Stripping flowers of their natural olfactory aspect is a laborious exercise. Working out of the Azuma Makoto Botanical Research Institute (AMKK), which the artist founded in 2009 with photographer Shunsuke Shiinoki, the peroxide-blond former musician and his team freeze-dried the greenery then placed them in molds filled with liquid resin to preserve each specimen for eternity. “‘Block Flowers’ intentionally has no scent,” Azuma says. “Conversely, it makes you imagine.”

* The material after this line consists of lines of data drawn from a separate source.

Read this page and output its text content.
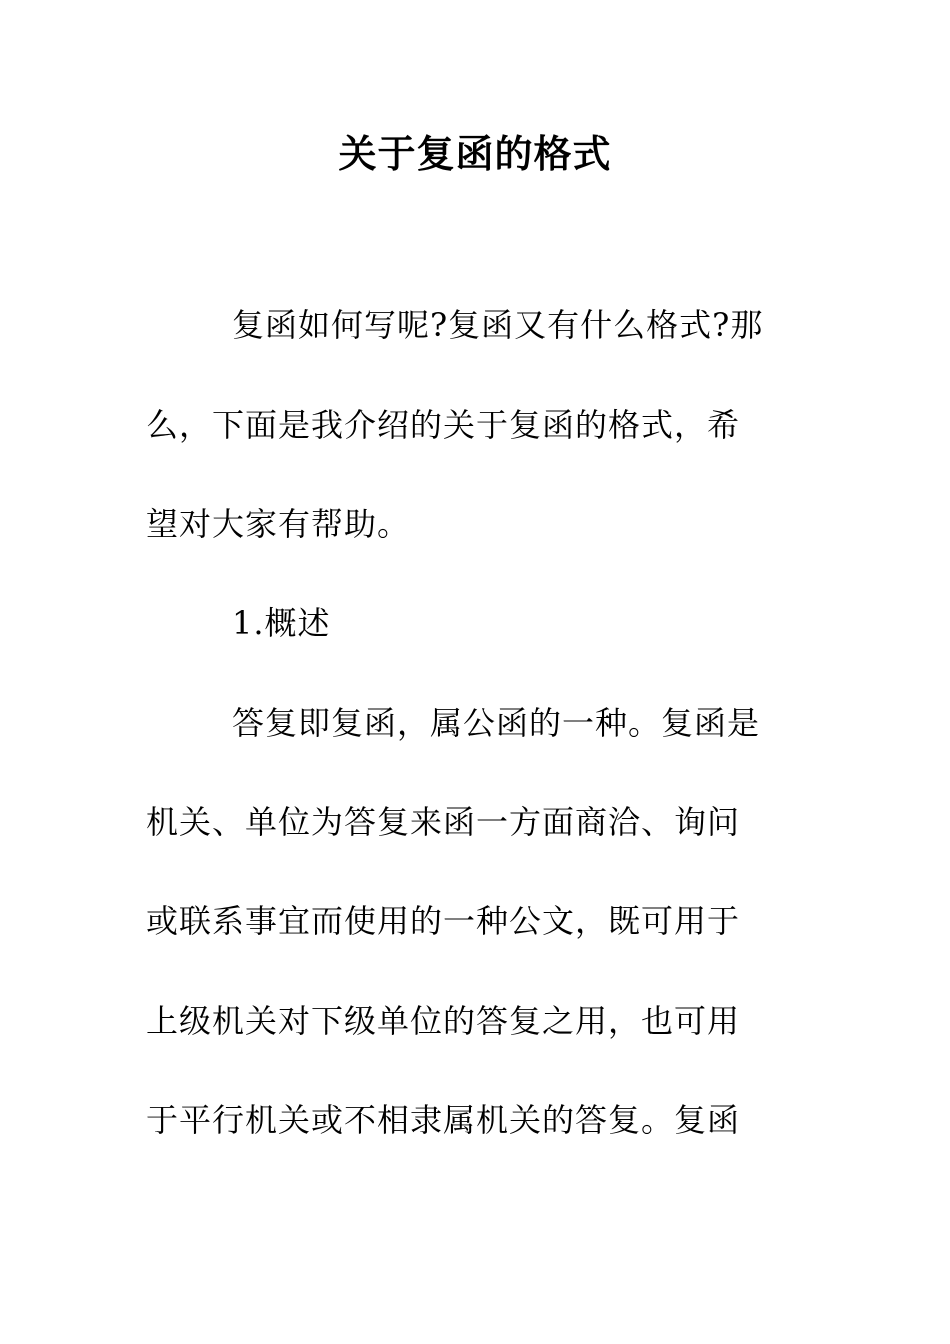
关于复函的格式
复函如何写呢?复函又有什么格式?那
么，下面是我介绍的关于复函的格式，希
望对大家有帮助。
1.概述
答复即复函，属公函的一种。复函是
机关、单位为答复来函一方面商洽、询问
或联系事宜而使用的一种公文，既可用于
上级机关对下级单位的答复之用，也可用
于平行机关或不相隶属机关的答复。复函
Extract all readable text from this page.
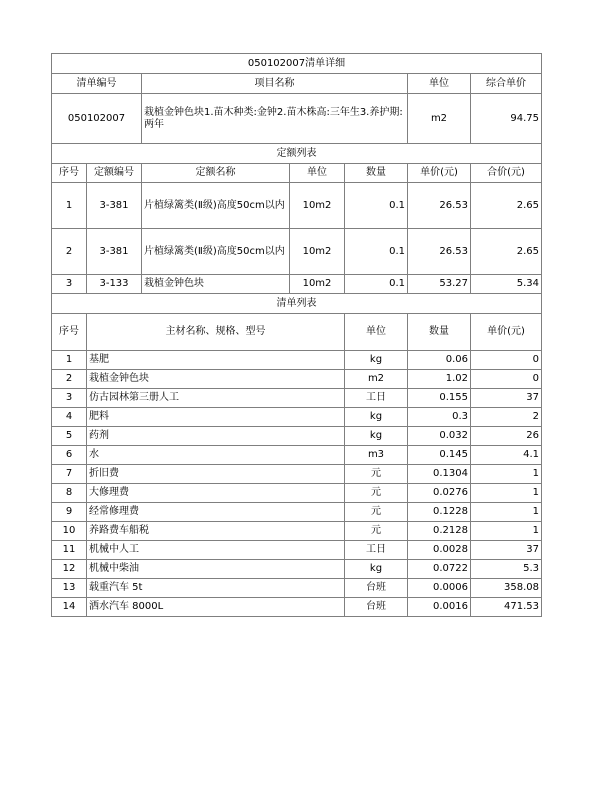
050102007清单详细							
清单编号		项目名称			单位	综合单价	
050102007		栽植金钟色块1.苗木种类:金钟2.苗木株高:三年生3.养护期:两年			m2	94.75	
定额列表							
序号	定额编号	定额名称	单位	数量	单价(元)	合价(元)	
1	3-381	片植绿篱类(Ⅱ级)高度50cm以内	10m2	0.1	26.53	2.65	
2	3-381	片植绿篱类(Ⅱ级)高度50cm以内	10m2	0.1	26.53	2.65	
3	3-133	栽植金钟色块	10m2	0.1	53.27	5.34	
清单列表							
序号	主材名称、规格、型号			单位	数量	单价(元)	
1	基肥			kg	0.06	0	
2	栽植金钟色块			m2	1.02	0	
3	仿古园林第三册人工			工日	0.155	37	
4	肥料			kg	0.3	2	
5	药剂			kg	0.032	26	
6	水			m3	0.145	4.1	
7	折旧费			元	0.1304	1	
8	大修理费			元	0.0276	1	
9	经常修理费			元	0.1228	1	
10	养路费车船税			元	0.2128	1	
11	机械中人工			工日	0.0028	37	
12	机械中柴油			kg	0.0722	5.3	
13	载重汽车 5t			台班	0.0006	358.08	
14	洒水汽车 8000L			台班	0.0016	471.53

He gathered his materials from far and wide in a nod to Burnside’s plans to host visiting chefs from around the world—yet the obvious prettiness of their fuchsia, periwinkle, scarlet, and electric-blue petals is not the renegade artist’s intention. “I chose to showcase each as a modernized botanical specimen with their roots remaining attached,” he says, adding that his aim was to expose a deeper truth beyond the superficial—and ultimately evanescent—qualities of beauty.
Even in the midst of a global pandemic, which renders gathering places like Burnside empty, Azuma sees the project, and his installation, at work. “The space becomes stillness, very solid and cool,” he says. Once the pandemic ends and creative minds can activate the venue’s purpose in full, he says, “‘Block Flowers’ will act like a guardian over the entire space: a witness to the beauty of each moment, frozen in time.”